FINANCIAL WEEK IN A GLANCE

April was a tough month for markets, as they struggled to digest the toxic mix of still-rising inflation and lower growth, along with a helping of weak company results.

Having bounced in March, equity markets fell back again as optimism for a relatively swift resolution to the Ukraine conflict dwindled.

As of last week, the US equity market was strong on Friday, but weak Chinese economic data has led to more indifferent markets in Asia and Europe this morning.

The S&P500 closed up +2.4% on Friday and both the Nikkei and Hang Seng were also up, with a gain of +0.5% +0.2%, respectively.

In Europe markets were weaker on Monday with the STOXX 600 down -0.3%, although the FTSE 350 has bounced a little and is now flat.

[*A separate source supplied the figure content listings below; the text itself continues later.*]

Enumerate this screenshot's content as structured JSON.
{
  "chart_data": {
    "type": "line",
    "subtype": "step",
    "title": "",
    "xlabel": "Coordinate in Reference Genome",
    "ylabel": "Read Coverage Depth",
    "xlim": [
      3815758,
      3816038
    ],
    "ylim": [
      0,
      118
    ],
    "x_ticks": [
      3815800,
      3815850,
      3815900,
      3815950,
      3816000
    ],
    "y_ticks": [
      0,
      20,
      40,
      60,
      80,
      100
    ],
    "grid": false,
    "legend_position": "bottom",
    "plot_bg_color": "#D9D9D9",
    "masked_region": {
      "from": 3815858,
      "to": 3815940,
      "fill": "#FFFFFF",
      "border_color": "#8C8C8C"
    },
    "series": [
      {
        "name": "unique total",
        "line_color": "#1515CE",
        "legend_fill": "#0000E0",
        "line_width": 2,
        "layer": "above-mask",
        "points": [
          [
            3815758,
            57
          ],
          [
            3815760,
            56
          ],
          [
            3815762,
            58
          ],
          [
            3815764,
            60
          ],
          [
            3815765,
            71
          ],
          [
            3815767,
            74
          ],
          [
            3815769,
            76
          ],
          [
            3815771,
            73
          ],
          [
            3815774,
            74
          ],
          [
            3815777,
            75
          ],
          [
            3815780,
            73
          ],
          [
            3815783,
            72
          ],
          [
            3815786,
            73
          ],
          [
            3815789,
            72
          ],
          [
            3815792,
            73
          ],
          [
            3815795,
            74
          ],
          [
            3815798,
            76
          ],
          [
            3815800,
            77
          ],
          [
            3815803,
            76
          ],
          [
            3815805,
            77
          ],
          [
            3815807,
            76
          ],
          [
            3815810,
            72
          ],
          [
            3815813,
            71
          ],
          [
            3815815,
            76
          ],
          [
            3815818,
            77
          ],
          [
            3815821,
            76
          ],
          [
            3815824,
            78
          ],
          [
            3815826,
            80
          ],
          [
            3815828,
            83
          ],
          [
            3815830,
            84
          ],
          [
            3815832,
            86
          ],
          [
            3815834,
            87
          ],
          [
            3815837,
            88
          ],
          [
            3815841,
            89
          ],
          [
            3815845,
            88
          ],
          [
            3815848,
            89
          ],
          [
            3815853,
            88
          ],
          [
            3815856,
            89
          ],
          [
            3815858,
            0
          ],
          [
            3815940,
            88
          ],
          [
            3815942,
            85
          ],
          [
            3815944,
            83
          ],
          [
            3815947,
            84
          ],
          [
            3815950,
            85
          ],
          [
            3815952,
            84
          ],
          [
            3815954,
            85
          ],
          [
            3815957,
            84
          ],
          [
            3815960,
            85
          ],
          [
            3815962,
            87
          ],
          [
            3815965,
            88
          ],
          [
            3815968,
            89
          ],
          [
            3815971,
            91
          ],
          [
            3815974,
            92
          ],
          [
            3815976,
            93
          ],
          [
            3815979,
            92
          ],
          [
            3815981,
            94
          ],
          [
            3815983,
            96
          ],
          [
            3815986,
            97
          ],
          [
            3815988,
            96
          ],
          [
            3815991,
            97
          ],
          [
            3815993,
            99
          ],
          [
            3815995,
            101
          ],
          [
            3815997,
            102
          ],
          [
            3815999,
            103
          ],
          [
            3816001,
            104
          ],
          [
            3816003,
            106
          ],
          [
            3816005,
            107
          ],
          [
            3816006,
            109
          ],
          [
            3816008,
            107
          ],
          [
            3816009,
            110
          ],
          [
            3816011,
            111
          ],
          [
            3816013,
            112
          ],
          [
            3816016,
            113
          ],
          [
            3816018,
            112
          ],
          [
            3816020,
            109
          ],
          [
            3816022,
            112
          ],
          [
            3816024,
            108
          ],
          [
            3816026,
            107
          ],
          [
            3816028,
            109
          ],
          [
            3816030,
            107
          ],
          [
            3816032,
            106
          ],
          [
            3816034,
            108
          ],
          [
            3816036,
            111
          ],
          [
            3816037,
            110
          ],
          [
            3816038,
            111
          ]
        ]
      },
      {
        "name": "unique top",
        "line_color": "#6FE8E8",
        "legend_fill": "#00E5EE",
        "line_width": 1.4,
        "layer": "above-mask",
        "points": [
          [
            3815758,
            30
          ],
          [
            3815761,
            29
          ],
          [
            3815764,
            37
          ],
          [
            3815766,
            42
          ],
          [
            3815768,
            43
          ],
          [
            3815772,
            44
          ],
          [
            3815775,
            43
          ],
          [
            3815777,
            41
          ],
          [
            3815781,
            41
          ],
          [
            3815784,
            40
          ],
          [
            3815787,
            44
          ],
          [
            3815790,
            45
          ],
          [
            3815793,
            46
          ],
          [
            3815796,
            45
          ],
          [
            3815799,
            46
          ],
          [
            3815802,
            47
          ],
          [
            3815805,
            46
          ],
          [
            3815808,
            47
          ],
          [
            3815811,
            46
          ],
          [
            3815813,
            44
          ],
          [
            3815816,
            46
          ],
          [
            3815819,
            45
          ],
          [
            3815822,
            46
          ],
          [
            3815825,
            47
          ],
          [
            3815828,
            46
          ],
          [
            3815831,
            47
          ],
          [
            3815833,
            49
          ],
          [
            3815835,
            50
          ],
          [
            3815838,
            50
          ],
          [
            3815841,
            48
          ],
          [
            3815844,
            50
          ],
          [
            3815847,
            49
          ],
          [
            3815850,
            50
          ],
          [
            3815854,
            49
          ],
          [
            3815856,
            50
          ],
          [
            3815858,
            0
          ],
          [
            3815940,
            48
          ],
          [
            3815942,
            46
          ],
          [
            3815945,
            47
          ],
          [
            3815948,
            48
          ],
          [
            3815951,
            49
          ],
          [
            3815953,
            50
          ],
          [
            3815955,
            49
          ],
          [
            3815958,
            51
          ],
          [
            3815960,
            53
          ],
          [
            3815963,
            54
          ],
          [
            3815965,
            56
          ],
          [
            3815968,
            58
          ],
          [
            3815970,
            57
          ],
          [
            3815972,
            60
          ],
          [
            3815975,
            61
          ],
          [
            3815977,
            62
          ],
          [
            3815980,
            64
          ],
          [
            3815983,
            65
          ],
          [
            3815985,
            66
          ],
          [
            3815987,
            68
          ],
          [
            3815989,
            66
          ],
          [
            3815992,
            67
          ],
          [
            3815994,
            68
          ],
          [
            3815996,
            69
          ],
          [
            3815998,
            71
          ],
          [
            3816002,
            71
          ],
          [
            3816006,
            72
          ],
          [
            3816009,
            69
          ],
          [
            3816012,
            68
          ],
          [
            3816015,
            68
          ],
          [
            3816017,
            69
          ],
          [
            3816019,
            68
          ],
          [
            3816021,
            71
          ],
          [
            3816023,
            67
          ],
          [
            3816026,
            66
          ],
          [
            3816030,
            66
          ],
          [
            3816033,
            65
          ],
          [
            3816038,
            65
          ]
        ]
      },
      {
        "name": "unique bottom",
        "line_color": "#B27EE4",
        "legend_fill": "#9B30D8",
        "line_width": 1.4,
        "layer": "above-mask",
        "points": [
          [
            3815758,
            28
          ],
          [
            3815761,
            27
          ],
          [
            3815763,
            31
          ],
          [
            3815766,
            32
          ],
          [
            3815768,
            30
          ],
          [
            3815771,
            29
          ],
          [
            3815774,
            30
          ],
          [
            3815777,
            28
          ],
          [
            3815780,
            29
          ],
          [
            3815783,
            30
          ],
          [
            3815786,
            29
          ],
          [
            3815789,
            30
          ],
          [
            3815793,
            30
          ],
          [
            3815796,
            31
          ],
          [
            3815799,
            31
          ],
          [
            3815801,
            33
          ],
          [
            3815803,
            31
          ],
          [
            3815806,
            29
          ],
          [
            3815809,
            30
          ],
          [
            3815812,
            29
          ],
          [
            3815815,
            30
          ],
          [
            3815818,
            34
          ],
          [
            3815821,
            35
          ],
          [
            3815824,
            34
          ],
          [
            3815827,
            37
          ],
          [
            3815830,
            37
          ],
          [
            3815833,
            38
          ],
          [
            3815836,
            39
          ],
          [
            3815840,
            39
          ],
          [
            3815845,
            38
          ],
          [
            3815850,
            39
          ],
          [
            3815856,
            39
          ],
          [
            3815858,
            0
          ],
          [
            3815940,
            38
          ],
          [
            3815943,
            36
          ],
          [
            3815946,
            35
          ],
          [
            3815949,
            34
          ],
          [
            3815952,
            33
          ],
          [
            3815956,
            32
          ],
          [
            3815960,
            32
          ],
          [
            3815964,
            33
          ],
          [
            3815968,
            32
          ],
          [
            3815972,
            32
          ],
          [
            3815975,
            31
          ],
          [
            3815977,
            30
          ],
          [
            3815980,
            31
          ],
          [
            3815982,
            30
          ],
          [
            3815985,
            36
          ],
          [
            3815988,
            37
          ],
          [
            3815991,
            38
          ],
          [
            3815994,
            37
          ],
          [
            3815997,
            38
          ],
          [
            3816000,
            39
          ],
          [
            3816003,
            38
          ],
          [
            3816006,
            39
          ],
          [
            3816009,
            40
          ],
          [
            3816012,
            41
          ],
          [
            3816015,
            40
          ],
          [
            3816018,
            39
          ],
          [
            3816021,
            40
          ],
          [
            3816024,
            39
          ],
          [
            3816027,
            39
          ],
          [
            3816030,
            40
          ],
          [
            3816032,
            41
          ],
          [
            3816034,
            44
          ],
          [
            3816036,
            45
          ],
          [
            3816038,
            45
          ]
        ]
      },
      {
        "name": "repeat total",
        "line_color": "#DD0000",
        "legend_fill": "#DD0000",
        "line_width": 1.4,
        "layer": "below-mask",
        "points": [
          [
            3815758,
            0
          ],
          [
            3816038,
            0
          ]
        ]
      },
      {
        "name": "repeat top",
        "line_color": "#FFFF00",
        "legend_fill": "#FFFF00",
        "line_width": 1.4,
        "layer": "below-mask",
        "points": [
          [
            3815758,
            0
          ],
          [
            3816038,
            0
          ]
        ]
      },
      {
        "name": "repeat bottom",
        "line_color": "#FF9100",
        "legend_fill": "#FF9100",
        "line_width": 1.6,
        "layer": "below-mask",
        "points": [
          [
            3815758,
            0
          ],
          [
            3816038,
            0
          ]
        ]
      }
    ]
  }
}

Bond yields have declined in the short-term from recent highs and the US 10Y Treasury yield is at 2.9% compared to a recent high of 3.1%. UK 10Y Gilts yield 1.8% and 10Y German Bunds 1.0%.

11 sectors in the US ended Friday with growth outperforming value. Consumer Discretionary (+4.1%) and Information Technology (+3.4%) led on the back of strength in software, social media and internets. Financials, Industrials, Materials, Consumer Staples, Healthcare and Utilities all lagged by gaining c+1%.

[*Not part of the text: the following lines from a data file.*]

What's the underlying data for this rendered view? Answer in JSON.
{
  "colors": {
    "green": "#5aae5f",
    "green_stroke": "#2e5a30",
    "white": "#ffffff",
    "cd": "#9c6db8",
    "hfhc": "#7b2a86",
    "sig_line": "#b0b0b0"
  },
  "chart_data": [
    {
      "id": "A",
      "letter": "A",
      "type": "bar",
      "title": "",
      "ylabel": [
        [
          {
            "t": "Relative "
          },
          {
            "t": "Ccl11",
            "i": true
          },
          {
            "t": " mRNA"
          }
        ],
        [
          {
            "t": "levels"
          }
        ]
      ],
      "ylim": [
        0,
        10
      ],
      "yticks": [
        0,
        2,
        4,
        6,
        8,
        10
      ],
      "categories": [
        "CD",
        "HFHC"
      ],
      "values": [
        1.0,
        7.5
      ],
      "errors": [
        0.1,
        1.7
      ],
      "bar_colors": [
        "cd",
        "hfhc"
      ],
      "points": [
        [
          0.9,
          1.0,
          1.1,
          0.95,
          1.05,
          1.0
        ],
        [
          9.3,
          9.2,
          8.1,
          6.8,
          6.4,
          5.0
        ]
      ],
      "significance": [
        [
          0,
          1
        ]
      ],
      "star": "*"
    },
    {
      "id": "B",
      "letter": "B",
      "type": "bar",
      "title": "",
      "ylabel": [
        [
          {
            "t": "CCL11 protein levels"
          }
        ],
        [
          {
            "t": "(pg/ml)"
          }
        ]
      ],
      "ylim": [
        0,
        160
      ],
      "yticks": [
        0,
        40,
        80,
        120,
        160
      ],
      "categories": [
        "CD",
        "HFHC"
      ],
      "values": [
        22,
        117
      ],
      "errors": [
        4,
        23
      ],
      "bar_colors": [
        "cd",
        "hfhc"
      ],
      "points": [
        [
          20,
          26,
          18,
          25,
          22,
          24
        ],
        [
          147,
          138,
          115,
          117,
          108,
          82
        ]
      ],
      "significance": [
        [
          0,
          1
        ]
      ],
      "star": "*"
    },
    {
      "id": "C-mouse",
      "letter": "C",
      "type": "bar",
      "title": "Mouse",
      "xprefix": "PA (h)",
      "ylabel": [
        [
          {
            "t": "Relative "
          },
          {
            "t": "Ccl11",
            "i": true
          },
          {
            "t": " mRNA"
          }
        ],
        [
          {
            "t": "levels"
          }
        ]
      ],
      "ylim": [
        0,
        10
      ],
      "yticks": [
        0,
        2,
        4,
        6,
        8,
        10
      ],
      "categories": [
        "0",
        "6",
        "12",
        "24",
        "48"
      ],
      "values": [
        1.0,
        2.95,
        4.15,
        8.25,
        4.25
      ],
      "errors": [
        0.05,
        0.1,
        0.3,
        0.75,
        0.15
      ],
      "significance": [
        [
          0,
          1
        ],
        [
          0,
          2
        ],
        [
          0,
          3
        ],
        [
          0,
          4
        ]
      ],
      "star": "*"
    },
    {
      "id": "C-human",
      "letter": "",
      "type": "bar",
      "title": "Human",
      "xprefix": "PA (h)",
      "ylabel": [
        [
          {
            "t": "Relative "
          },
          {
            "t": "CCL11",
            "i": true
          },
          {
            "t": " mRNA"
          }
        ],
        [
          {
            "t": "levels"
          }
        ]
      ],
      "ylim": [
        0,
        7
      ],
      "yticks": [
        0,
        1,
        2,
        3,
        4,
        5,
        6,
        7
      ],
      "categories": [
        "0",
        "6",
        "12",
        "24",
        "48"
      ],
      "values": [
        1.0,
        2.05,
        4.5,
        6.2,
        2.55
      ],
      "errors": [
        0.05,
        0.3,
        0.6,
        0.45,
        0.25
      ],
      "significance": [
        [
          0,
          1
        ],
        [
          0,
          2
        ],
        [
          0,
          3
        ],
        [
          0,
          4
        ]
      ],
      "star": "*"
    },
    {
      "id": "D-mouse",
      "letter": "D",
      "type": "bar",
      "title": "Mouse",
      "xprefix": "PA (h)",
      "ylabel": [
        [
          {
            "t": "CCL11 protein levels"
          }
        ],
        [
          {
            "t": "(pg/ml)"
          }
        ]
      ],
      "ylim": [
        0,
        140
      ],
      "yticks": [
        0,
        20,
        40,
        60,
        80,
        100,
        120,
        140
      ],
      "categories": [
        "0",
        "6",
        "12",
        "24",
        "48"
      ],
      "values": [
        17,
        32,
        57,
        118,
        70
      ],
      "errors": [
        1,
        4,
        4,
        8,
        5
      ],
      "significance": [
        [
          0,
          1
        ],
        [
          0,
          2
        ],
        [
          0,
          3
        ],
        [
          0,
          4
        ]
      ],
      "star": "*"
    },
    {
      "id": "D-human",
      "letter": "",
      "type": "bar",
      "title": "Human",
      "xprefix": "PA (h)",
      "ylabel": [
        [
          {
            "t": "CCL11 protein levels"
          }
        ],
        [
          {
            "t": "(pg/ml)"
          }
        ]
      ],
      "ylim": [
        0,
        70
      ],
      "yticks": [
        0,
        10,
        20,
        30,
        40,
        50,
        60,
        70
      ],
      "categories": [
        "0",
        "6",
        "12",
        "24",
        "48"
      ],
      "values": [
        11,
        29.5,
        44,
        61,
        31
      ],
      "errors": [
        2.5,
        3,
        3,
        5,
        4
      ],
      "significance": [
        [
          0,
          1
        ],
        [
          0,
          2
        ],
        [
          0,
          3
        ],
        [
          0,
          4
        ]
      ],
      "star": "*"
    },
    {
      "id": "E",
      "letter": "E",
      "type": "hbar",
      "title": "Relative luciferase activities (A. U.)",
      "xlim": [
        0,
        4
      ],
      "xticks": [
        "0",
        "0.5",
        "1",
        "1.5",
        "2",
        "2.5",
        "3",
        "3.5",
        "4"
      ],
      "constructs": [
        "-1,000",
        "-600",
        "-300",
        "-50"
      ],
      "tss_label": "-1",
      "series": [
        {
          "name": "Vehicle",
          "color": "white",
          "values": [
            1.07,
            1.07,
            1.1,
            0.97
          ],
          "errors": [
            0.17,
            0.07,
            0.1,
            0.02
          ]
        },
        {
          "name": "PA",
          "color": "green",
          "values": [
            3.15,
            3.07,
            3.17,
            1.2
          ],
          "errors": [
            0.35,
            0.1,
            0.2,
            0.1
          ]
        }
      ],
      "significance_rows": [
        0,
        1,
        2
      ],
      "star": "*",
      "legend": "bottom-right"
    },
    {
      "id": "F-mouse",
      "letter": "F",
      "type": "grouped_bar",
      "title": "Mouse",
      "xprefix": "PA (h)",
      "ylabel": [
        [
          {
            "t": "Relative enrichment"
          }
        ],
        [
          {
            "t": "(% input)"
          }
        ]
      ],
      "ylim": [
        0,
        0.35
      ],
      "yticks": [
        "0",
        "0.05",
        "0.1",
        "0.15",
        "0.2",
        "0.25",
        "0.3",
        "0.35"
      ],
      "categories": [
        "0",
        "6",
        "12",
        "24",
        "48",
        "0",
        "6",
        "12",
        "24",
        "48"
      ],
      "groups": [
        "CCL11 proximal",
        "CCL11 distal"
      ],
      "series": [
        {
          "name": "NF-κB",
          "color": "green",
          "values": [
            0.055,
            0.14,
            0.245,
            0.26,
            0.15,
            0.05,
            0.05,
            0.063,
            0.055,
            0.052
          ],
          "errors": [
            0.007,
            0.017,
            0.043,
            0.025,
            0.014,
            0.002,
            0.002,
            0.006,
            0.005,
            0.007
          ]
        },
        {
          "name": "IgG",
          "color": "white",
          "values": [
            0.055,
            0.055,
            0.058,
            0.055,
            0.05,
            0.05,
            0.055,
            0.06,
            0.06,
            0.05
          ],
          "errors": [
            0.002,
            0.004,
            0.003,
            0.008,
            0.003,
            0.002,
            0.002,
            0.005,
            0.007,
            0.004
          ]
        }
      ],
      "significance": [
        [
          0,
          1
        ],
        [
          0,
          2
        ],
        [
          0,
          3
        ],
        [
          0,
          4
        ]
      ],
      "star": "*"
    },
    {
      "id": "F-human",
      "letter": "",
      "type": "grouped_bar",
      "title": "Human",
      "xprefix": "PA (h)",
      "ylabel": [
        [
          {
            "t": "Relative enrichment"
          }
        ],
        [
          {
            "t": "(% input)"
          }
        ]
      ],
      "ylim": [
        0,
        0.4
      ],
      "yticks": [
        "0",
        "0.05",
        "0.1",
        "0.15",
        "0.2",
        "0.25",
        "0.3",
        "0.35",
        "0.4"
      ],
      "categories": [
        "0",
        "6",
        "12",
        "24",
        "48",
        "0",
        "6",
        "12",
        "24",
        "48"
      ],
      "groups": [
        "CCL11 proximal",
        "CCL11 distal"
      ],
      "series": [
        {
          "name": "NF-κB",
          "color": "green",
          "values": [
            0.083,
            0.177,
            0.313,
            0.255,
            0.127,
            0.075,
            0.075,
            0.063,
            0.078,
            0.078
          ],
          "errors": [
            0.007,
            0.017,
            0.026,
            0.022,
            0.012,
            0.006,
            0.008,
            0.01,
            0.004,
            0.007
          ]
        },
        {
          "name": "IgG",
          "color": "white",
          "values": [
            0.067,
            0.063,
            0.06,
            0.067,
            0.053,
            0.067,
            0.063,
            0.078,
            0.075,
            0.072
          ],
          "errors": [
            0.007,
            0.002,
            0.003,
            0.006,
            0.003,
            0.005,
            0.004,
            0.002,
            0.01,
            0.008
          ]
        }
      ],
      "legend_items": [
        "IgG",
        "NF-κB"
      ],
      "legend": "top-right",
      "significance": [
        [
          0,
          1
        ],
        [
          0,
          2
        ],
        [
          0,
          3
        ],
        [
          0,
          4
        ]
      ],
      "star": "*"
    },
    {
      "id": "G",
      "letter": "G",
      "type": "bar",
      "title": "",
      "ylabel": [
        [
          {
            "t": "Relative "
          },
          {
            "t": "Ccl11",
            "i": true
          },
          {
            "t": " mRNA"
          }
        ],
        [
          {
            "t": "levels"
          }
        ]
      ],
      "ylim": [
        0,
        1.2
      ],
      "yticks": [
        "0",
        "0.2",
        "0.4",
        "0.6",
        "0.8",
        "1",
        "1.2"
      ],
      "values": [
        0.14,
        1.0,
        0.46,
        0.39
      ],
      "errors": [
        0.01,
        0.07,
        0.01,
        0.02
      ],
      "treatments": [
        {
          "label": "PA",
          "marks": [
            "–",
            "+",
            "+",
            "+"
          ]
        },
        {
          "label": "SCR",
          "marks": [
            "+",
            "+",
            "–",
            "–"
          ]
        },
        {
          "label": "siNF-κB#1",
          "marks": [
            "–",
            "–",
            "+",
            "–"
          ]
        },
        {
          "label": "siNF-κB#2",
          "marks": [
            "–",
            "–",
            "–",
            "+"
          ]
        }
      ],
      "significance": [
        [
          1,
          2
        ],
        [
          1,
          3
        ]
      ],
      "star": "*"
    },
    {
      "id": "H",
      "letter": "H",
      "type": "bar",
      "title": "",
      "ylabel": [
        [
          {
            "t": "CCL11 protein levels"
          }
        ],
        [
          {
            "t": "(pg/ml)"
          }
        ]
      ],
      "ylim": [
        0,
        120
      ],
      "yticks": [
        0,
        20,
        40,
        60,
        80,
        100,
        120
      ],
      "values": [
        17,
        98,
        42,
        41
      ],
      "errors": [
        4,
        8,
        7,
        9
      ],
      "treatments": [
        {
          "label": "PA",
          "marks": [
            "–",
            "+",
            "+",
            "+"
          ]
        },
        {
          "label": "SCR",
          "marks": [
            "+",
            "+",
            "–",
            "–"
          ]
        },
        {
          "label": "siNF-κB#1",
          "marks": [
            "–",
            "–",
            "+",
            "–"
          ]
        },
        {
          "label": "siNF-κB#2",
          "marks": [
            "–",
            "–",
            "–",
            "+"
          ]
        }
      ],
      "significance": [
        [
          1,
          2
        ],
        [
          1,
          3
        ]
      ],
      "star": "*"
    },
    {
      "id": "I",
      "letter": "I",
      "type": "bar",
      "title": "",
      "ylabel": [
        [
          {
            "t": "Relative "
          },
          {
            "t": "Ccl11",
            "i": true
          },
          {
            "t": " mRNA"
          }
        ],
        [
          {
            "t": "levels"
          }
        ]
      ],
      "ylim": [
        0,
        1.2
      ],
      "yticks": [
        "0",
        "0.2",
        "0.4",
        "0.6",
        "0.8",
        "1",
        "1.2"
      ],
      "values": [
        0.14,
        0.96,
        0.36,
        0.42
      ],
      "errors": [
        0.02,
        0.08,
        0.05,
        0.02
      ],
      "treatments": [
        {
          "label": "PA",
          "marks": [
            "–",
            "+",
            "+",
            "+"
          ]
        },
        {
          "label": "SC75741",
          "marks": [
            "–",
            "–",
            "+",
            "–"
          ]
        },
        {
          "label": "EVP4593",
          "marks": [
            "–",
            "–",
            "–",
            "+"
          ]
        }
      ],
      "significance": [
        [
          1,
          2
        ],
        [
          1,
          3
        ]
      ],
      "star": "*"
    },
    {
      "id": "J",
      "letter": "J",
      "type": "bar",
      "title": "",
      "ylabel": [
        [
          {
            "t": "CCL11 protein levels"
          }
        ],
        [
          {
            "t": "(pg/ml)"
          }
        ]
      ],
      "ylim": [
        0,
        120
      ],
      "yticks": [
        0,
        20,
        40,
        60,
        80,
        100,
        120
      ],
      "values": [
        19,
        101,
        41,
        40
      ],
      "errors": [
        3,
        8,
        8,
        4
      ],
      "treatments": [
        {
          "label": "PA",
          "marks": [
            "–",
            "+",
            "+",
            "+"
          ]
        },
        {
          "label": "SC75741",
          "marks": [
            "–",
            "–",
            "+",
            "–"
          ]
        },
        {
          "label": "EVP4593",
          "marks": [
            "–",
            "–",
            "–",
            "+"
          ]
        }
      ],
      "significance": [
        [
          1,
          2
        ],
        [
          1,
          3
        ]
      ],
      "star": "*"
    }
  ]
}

The strongest stocks were hotel and leisure names and by far the weakest stock was Twitter (down -10%) which declined amidst doubts regarding the Elon Musk takeover on the back of concern that spam/fake accounts may be more than the <5% of accounts that the company claims.

Aramco, the Saudi Oil Giant overtook Apple to become the world’s largest company by market capitalisation closing Wednesday’s trading session with a total market capitalisation of $2.43 trillion with Apple valued at $2.37 trillion.

Chinese activity data plunged as COVID lockdowns hit growth. Industrial production fell -2.9% year-on-year in April, compared to an expected +0.5% increase and follows the +5.0% rise in the previous month. Several key product groups posted sharp declines with passenger cars tumbling -44%, cement -19%, computers -17%, integrated circuits -12%, steel -6% and smartphones -4%.

Retail sales dropped -11.1% versus consensus -6.6% and the prior -3.5% decline. Catering was very weak reflecting lockdown effects together with declines in autos, apparel, cosmetics, jewellery and communication equipment. All of this reads very negatively, but obviously lockdowns may lessen at some point and the market expects future stimulus measures from the Chinese government.

In the UK: Ryanair has forecast a return to “reasonable” profitability over the next year as the travel industry recovers from the pandemic, but warned that the outlook for flying remained fragile and vulnerable to new shocks. The airline posted a loss of €355m for FY Mar 22. CEO Michael O’Leary said he expected the airline to carry more passengers this summer than it did in 2019, a reflection of the “pent-up” demand for flying, but he warned that “we expect to fill these flights with lower fares and at higher fuel costs than pre-COVID”.